I'm using ASP.net and an SQL database. I have a blog like system where a number of comments are made against a post and I want to display the number of those comments next to the post. To get that number I could either hold it in the post record and add/subtrack when a comment is added or deleted or I could use the SQL to calculate the number of comments using a query each time a user hits the page. The latter seems to be a bad idea as its going to hit my SQL database harder however holding the number against the record feels like it could be error prone. What do you think is best coding practice in this case?
I think the SQL statement should be fine. The other is duplication of data you already have. A count query should be quick.
Always start with a normalized database (your second option). Only denormalize if you have an absolute necessity for performance reasons. Designing it in the denormalized way (which is error-prone as you guessed) is premature optimization. With proper indexes it should be fine calculating the number on the fly.

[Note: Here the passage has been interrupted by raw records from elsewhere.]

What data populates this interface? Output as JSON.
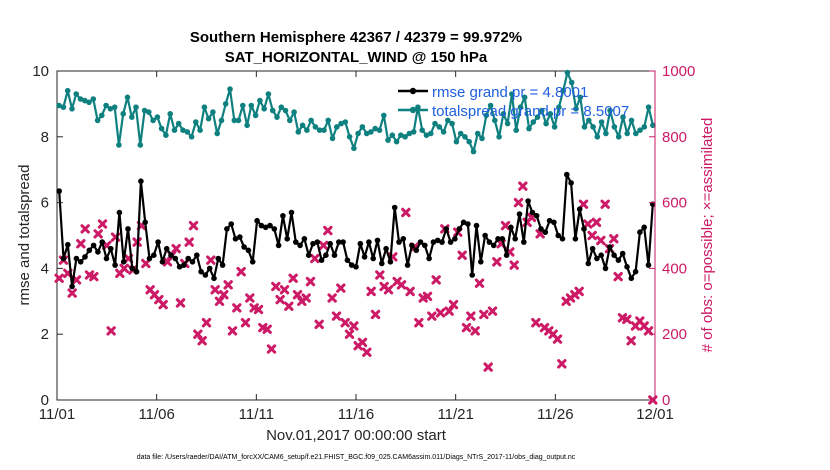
{
  "chart_data": {
    "type": "line",
    "title_line1": "Southern Hemisphere 42367 / 42379 = 99.972%",
    "title_line2": "SAT_HORIZONTAL_WIND @ 150 hPa",
    "xlabel": "Nov.01,2017 00:00:00 start",
    "ylabel_left": "rmse and totalspread",
    "ylabel_right": "# of obs: o=possible; ×=assimilated",
    "footer": "data file: /Users/raeder/DAI/ATM_forcXX/CAM6_setup/f.e21.FHIST_BGC.f09_025.CAM6assim.011/Diags_NTrS_2017-11/obs_diag_output.nc",
    "x_ticks": [
      "11/01",
      "11/06",
      "11/11",
      "11/16",
      "11/21",
      "11/26",
      "12/01"
    ],
    "y_left_ticks": [
      "0",
      "2",
      "4",
      "6",
      "8",
      "10"
    ],
    "y_right_ticks": [
      "0",
      "200",
      "400",
      "600",
      "800",
      "1000"
    ],
    "y_left_lim": [
      0,
      10
    ],
    "y_right_lim": [
      0,
      1000
    ],
    "x_lim": [
      0,
      30
    ],
    "colors": {
      "rmse": "#000000",
      "spread": "#0f8080",
      "obs": "#cc1a66",
      "legend_text": "#1f5fe0"
    },
    "series": [
      {
        "name": "rmse",
        "legend": "rmse grand pr = 4.8001",
        "values": [
          6.35,
          4.3,
          4.72,
          3.45,
          4.3,
          4.2,
          4.35,
          4.55,
          4.7,
          4.5,
          4.8,
          4.3,
          4.6,
          4.1,
          5.7,
          4.2,
          5.2,
          4.0,
          3.9,
          6.65,
          5.4,
          4.3,
          4.4,
          4.8,
          4.2,
          4.6,
          4.4,
          4.3,
          4.05,
          4.1,
          4.3,
          4.2,
          4.4,
          3.9,
          3.8,
          4.0,
          3.7,
          4.3,
          4.1,
          5.2,
          5.35,
          4.9,
          4.95,
          4.65,
          4.55,
          4.2,
          5.45,
          5.3,
          5.25,
          5.3,
          5.2,
          4.7,
          5.6,
          4.9,
          5.7,
          4.8,
          4.7,
          4.9,
          4.4,
          4.75,
          4.8,
          4.25,
          4.4,
          4.75,
          4.4,
          4.8,
          4.8,
          4.25,
          4.1,
          4.05,
          4.75,
          4.35,
          4.8,
          4.3,
          4.85,
          4.15,
          4.6,
          4.2,
          5.85,
          4.8,
          4.9,
          4.1,
          4.7,
          4.55,
          4.8,
          4.7,
          4.3,
          4.8,
          4.85,
          4.8,
          5.2,
          4.8,
          4.9,
          5.2,
          5.4,
          5.35,
          3.8,
          5.3,
          4.2,
          5.0,
          4.8,
          4.7,
          4.9,
          4.9,
          4.4,
          5.25,
          4.9,
          5.65,
          4.8,
          6.05,
          5.7,
          5.6,
          5.2,
          5.1,
          5.45,
          5.4,
          5.0,
          4.9,
          6.85,
          6.6,
          4.9,
          5.8,
          5.2,
          4.15,
          4.6,
          4.3,
          4.4,
          4.0,
          4.65,
          4.4,
          4.25,
          4.45,
          4.05,
          3.7,
          3.9,
          5.1,
          5.25,
          4.1,
          5.95
        ]
      },
      {
        "name": "totalspread",
        "legend": "totalspread grand pr = 8.5007",
        "values": [
          8.95,
          8.9,
          9.4,
          8.85,
          9.3,
          9.15,
          9.1,
          9.05,
          9.15,
          8.5,
          8.65,
          8.95,
          8.85,
          8.9,
          7.75,
          8.7,
          9.2,
          8.6,
          8.9,
          7.75,
          8.8,
          8.75,
          8.5,
          8.6,
          8.25,
          8.05,
          8.7,
          8.2,
          8.4,
          8.2,
          8.15,
          8.0,
          8.45,
          8.2,
          8.9,
          8.55,
          8.75,
          8.1,
          8.5,
          9.0,
          9.45,
          8.5,
          8.5,
          8.95,
          8.35,
          8.95,
          8.65,
          9.1,
          8.85,
          9.3,
          8.8,
          8.6,
          8.9,
          8.8,
          8.5,
          8.75,
          8.15,
          8.35,
          8.2,
          8.5,
          8.3,
          8.2,
          8.2,
          8.5,
          7.95,
          8.3,
          8.4,
          8.45,
          8.0,
          7.65,
          8.1,
          8.3,
          8.1,
          8.15,
          8.25,
          8.2,
          8.65,
          7.9,
          8.05,
          7.85,
          8.05,
          8.0,
          8.1,
          8.15,
          8.9,
          8.2,
          8.05,
          8.1,
          8.4,
          8.3,
          8.15,
          8.5,
          8.4,
          7.85,
          8.1,
          8.0,
          7.85,
          7.55,
          8.1,
          7.95,
          8.65,
          8.95,
          8.5,
          8.0,
          8.7,
          8.4,
          9.3,
          8.2,
          8.9,
          9.2,
          8.25,
          8.45,
          8.6,
          8.8,
          8.4,
          8.7,
          8.3,
          8.9,
          9.4,
          9.95,
          9.65,
          8.85,
          9.2,
          8.3,
          8.5,
          8.3,
          8.0,
          8.45,
          8.1,
          8.8,
          8.3,
          8.0,
          8.6,
          8.1,
          8.5,
          8.1,
          8.2,
          8.3,
          8.9,
          8.35
        ]
      }
    ],
    "obs_assimilated": [
      370,
      425,
      385,
      325,
      365,
      475,
      520,
      380,
      375,
      505,
      535,
      470,
      210,
      495,
      385,
      400,
      430,
      395,
      480,
      530,
      415,
      335,
      320,
      305,
      290,
      420,
      440,
      460,
      295,
      415,
      480,
      530,
      200,
      180,
      235,
      425,
      335,
      300,
      320,
      350,
      210,
      280,
      390,
      235,
      310,
      280,
      275,
      220,
      215,
      155,
      345,
      305,
      335,
      285,
      370,
      320,
      300,
      310,
      360,
      430,
      230,
      470,
      515,
      310,
      255,
      340,
      235,
      200,
      225,
      165,
      175,
      145,
      330,
      260,
      380,
      345,
      335,
      435,
      360,
      350,
      570,
      330,
      465,
      235,
      310,
      315,
      255,
      365,
      265,
      520,
      270,
      290,
      510,
      440,
      220,
      255,
      210,
      355,
      260,
      100,
      270,
      420,
      475,
      530,
      450,
      410,
      600,
      650,
      540,
      555,
      235,
      505,
      220,
      210,
      200,
      185,
      110,
      300,
      310,
      320,
      330,
      595,
      535,
      500,
      540,
      485,
      595,
      460,
      490,
      375,
      250,
      245,
      180,
      225,
      240,
      225,
      210,
      0
    ]
  }
}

Don't optimize prematurely. Use the simple solution and pagefault in optimizations only when they're needed.
I would query the database each time you want the information. I would revisit it later if you find that performance is lacking (optimize later). For the traffic most blog type applications will get, that should be sufficient.
Depending on how your data model looks...Don't add the total post count to the main thread record, it is error prone, you should calculate the comment count when needed based on the thread ID, IMHO
Caching the pages and updating that cache as comments are added/removed would be a good option a long with the SQL count query if you are that worried about the number of queries happening against the db..

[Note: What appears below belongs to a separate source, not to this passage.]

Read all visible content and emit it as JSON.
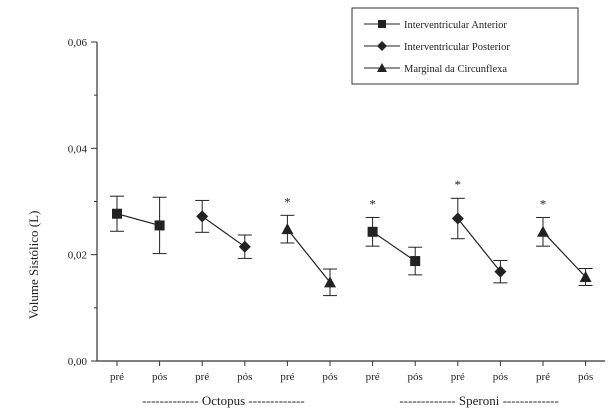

Perhaps get the count back as part of the main thread query so as to limit the number of hits on the actual DB from the webserver. But I would always query the actual count and not try and keep it in a field, data will eventually get out of sync as that is reality.
I usually use an indexed view for this kind of thing. This allows you to denormalize the data for quick retrieval, but there is no way for it to get out of sync. Folks will also not be confused and think the view is the master of the data. I have mostly used the standard sku of SS2K5, so I have to specify the (noexpand) hint to get it to actually use the index on the view (enterprise will do it automatically). So for standard sku, I always create a wrapper view that everyone hits so I know the hint is always in place.
Coding this on the web page, so hopefully no syntax errors ;)
create view postCount__
as
select
threadId
,postCount=count_big(*)
from thread
group by threadId
go
create unique clustered index postCount__xpk_threadid on postCount__(threadId)
go
create view postCount
as
select
threadId
,postCount=cast(postCount as int)
from postCount__ with (noexpand)
go
So I use a nomenclature on the actual indexed view to let everyone know not to query it directly. Instead they look for the associated wrapper view that enforces the noexpand hint. Using an indexed view forces you to do count_big, so I often cast down to int in the wrapper view to be able to keep our asp.net code lazily using 32 bit ints. It would be better to omit the cast, but it hasn't been of any significant impact for me.
EDIT - I can tell you that forum software always denormalizes the post count to the thread table. It kills the DB to continually count the post count on every page view if you have an active forum. I love that mssql has indexed views so you can define the denormalization declaratively rather than maintain it yourself.